Разработка нового проекта проходила туго и мучительно. Сколько было сделано безрезультатных попыток, Дорофеев даже вспоминать не хотел. Однако через полгода или около того всем стало понятно, что исследования уперлись в стену. Из тех исходных данных, что у них имелись, больше ничего нельзя было извлечь, а новой информации не появилось. Сдаваться, признавать свое поражение отчаянно не хотелось, но… И именно в этот момент руководитель лаборатории устроил встречу с самим Карло Пазоротти.
Сказать, что молодой химик был в шоке от этой встречи, — не сказать ничего. Перед ним оказалось живое опровержение 99 % того, во что он верил всю жизнь, что считал непогрешимой истиной, что подтверждала современная наука.
Странное существо, которое предстало перед студентами, сложно было назвать человеком. Больше всего это создание походило на какой-то пластилиновый клубок, оплавившуюся восковую свечу. Капли странной желто-зеленой слизи временами капали с его конечностей на пол, а все его тело ходило ходуном и подрагивало, будто оживший студень. Но слова этого жуткого огарка не вызывали сомнений: перед ними был знаменитый алхимик средневековья Карло Пазоротти. Человек, которому удалось выделить протовещество. Человек, способный помочь им повторить эксперимент и совершить настоящую революцию в современной науке.

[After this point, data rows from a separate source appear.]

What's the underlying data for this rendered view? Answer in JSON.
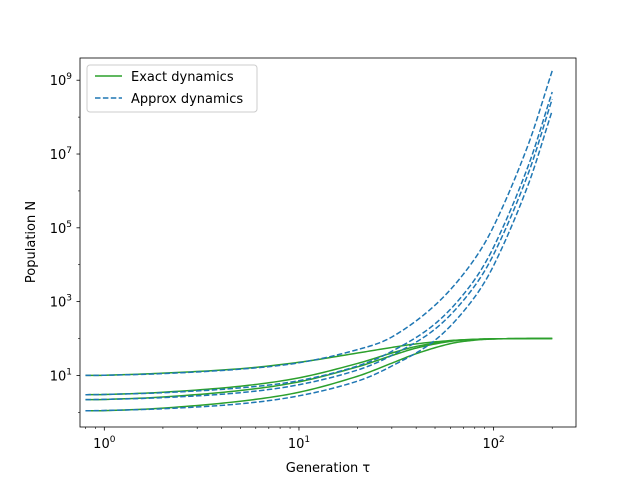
{
  "chart_data": {
    "type": "line",
    "xlabel": "Generation τ",
    "ylabel": "Population N",
    "xscale": "log",
    "yscale": "log",
    "xlim": [
      0.75,
      265
    ],
    "ylim": [
      0.4,
      4000000000.0
    ],
    "x_tick_labels": [
      {
        "value": 1,
        "base": "10",
        "exp": "0"
      },
      {
        "value": 10,
        "base": "10",
        "exp": "1"
      },
      {
        "value": 100,
        "base": "10",
        "exp": "2"
      }
    ],
    "y_tick_labels": [
      {
        "value": 10,
        "base": "10",
        "exp": "1"
      },
      {
        "value": 1000,
        "base": "10",
        "exp": "3"
      },
      {
        "value": 100000,
        "base": "10",
        "exp": "5"
      },
      {
        "value": 10000000,
        "base": "10",
        "exp": "7"
      },
      {
        "value": 1000000000,
        "base": "10",
        "exp": "9"
      }
    ],
    "grid": false,
    "legend_position": "top-left",
    "series": [
      {
        "name": "Exact dynamics",
        "style": "solid",
        "color": "#2ca02c",
        "groups": [
          {
            "x": [
              0.8,
              1,
              2,
              5,
              10,
              20,
              30,
              40,
              60,
              80,
              100,
              150,
              200
            ],
            "y": [
              10,
              10.1,
              11.5,
              15.2,
              22.7,
              40.4,
              57.3,
              71.6,
              88.1,
              95.0,
              98.0,
              99.7,
              100
            ]
          },
          {
            "x": [
              0.8,
              1,
              2,
              5,
              10,
              20,
              30,
              40,
              60,
              80,
              100,
              150,
              200
            ],
            "y": [
              3,
              3.04,
              3.5,
              5.1,
              8.6,
              21.1,
              40.5,
              61.0,
              86.0,
              95.0,
              98.0,
              99.7,
              100
            ]
          },
          {
            "x": [
              0.8,
              1,
              2,
              5,
              10,
              20,
              30,
              40,
              60,
              80,
              100,
              150,
              200
            ],
            "y": [
              2.2,
              2.23,
              2.6,
              3.9,
              6.7,
              17.1,
              34.5,
              55.0,
              83.8,
              94.5,
              98.0,
              99.7,
              100
            ]
          },
          {
            "x": [
              0.8,
              1,
              2,
              5,
              10,
              20,
              30,
              40,
              60,
              80,
              100,
              150,
              200
            ],
            "y": [
              1.1,
              1.11,
              1.3,
              2.0,
              3.5,
              9.5,
              21.5,
              38.8,
              72.6,
              90.2,
              96.9,
              99.6,
              100
            ]
          }
        ]
      },
      {
        "name": "Approx dynamics",
        "style": "dashed",
        "color": "#1f77b4",
        "groups": [
          {
            "x": [
              0.8,
              1,
              2,
              5,
              10,
              20,
              30,
              50,
              75,
              100,
              150,
              200
            ],
            "y": [
              10,
              10.1,
              11.2,
              14.8,
              22,
              50,
              110,
              800,
              9000,
              110000,
              17000000,
              1800000000
            ]
          },
          {
            "x": [
              0.8,
              1,
              2,
              5,
              10,
              20,
              30,
              50,
              75,
              100,
              150,
              200
            ],
            "y": [
              3,
              3.05,
              3.4,
              4.6,
              7.2,
              18,
              45,
              250,
              2500,
              30000,
              4500000,
              480000000
            ]
          },
          {
            "x": [
              0.8,
              1,
              2,
              5,
              10,
              20,
              30,
              50,
              75,
              100,
              150,
              200
            ],
            "y": [
              2.2,
              2.24,
              2.5,
              3.4,
              5.6,
              14,
              35,
              180,
              1700,
              19000,
              2800000,
              310000000
            ]
          },
          {
            "x": [
              0.8,
              1,
              2,
              5,
              10,
              20,
              30,
              50,
              75,
              100,
              150,
              200
            ],
            "y": [
              1.1,
              1.12,
              1.25,
              1.7,
              2.8,
              7,
              18,
              90,
              850,
              9500,
              1400000,
              150000000
            ]
          }
        ]
      }
    ]
  }
}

Эта мысль непрерывно билась в голове Виталия Дорофеева, вынуждая с маниакальным вниманием вслушиваться в каждое слово алхимика, ловить любые намеки, которые он вплетал в свой рассказ. И в какой-то момент, когда в плохо освещенном бетонном бункере повисла очередная пауза, наполненная хриплым дыханием, парень не выдержал и задал вопрос, который неотступно мучал его с того самого момента, как выяснилось, что есть рецепт получения протовещества:
— Мастер, так вы помните тот день, когда удалось оживить апейрон?
Студенистое тело старого ученого заходило ходуном, а бетонный мешок заполнил страшный скрежещущий звук — было непонятно, не то Пазоротти смеется, не то задыхается в приступе кашля. Но свозь это перханье и хрип Виталий с трудом разобрал (или ему показалось, что разобрал) несколько слов:
— Помню… конечно, я помню…
То, что произошло дальше, сложно описать словами, да и мало кто в здравом уме мог бы такое представить. Фраза, сказанная Пазоротти сквозь кашель, словно послужила переключателем, запустив неведомую реакцию в организме алхимика. Под пледом, который прикрывал его от поясницы до кончиков ступней, началось какое-то бурное движение, словно миллионы щупалец сплетались и расплетались в жутких конвульсиях.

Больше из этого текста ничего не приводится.